The 40mm Rolex GMT-Master was first designed as an aviator watch, quickly becoming the official watch of several intercontinental airlines including Pan American World Airways. In the 1950s Rolex develop the GMT-Master in response to the rapidly increasing flying distances traveled by pilots, where the idea was to be able to read different times simultaneously as the pilots traveled through the multiple time zones in a single flight.
The newly-introduced fourth hand permitted the display of an additional time, with the corresponding number markings on the outer bezel. Pilots used the second time to display the Greenwich Mean Time (GMT), which led Rolex to the name this special luxury watch the GMT-Master. Even though the Greenwich Mean Time (GMT) was replaced in 1972 to Coordinated Universal Time (UTC) by the Aviation Industry, the term GMT is still known and kept as part of the name of the Rolex GMT-Master.
The second generation known as the GMT-Master II was introduced in the early 1980s, featuring a quick-set movement upgrade and new metal options. While is was designed primarily for a professional purpose, the GMT-Master and its successor had gained popularity for not only its function but design, as well. I appreciate the fact that its quite similar to the Submariner Date - a Rolex parallel symbolizing the dark depths and height of where great men explore the world.

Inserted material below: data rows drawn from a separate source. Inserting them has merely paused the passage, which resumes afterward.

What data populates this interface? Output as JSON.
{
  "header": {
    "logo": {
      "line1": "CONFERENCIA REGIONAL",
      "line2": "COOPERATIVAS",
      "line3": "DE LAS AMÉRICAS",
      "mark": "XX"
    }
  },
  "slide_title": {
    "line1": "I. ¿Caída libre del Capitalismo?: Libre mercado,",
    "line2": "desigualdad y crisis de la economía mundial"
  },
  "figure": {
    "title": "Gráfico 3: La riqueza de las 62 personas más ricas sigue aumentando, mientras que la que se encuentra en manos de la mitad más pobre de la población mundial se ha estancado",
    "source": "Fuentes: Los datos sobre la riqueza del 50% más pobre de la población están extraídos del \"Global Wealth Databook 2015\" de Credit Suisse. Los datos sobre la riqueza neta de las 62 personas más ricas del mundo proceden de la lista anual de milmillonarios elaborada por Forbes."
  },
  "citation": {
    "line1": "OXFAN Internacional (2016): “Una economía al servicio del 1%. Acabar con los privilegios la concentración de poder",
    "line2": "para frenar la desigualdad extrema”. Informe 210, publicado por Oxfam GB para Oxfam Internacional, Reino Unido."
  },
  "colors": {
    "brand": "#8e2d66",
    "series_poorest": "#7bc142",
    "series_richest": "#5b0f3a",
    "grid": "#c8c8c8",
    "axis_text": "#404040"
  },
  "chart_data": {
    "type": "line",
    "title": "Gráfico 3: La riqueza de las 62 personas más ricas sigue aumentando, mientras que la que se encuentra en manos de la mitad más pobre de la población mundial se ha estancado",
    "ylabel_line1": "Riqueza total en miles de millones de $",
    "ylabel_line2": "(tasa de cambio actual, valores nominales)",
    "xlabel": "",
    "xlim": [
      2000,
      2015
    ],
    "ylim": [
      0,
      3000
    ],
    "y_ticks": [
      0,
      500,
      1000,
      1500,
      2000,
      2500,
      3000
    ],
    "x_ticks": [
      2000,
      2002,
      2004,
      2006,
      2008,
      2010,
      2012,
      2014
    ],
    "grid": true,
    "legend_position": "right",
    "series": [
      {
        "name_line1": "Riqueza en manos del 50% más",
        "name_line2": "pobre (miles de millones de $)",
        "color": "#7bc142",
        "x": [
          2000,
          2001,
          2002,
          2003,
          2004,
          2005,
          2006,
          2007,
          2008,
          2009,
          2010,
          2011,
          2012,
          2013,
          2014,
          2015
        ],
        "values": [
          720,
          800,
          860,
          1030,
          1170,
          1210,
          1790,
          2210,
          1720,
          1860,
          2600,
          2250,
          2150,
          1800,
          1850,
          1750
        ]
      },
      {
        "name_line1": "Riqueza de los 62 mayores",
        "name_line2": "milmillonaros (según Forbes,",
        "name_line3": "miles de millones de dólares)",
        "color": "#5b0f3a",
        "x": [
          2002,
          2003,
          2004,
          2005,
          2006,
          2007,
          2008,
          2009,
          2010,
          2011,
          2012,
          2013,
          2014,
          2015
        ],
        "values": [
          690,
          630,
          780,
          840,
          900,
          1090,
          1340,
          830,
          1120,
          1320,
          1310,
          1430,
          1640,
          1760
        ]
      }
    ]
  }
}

Today’s GMT-Master II still captures the spirit of the original GMT-Master, but instead with increased reliability and durability. The 3186 movement features the Parachrom hairspring to offer better resistance to shocks and temperature variations to ensure more reliable timekeeping; advancements with the construction of the watch itself not only modernized the aesthetics but offered greater durability and convenience.
The bezel is the highlight of the GMT-Masters, coordinating with the 24-hour hand to allow wears to read a third time zone. It is bidirectional - rotating either way - and is a feature only also seen on the Yacht-Master collections.
Over the years, the numbered metal “inserts” that were placed into the steal casing of the bezel would easily become worn, scratch, or faded from sun and the elements. As a remedy Rolex introduced the Cerachrom (ceramic) bezel insert in 2005 and started inscribing the numerals and graduations directly, boasting that each bezel requires 40 hours to produce. An extremely hard material, the Cerachrom bezel is significantly more durable by being nearly scratchproof and unaffected by sunlight or water, keeping the colors vibrant over time.
Like other professional watches, the GMT-Master II was designed for those that travel, explore, or even simply active in their every day lives. Rolex recently designed the Easylink for such individuals, understanding that an increase in physical activity, altitude, or temperature can cause your wrist to expand. You’d only need a few millimeters to make the size your Rolex more comfortable and the Easylink extension system hidden within the clasp allows the wearer to add (and then subsequently remove) said millimeters themselves within a few seconds.
Brimming with function, beautiful design, and spirit, the GMT-Masters are a must-have for any Rolex collection.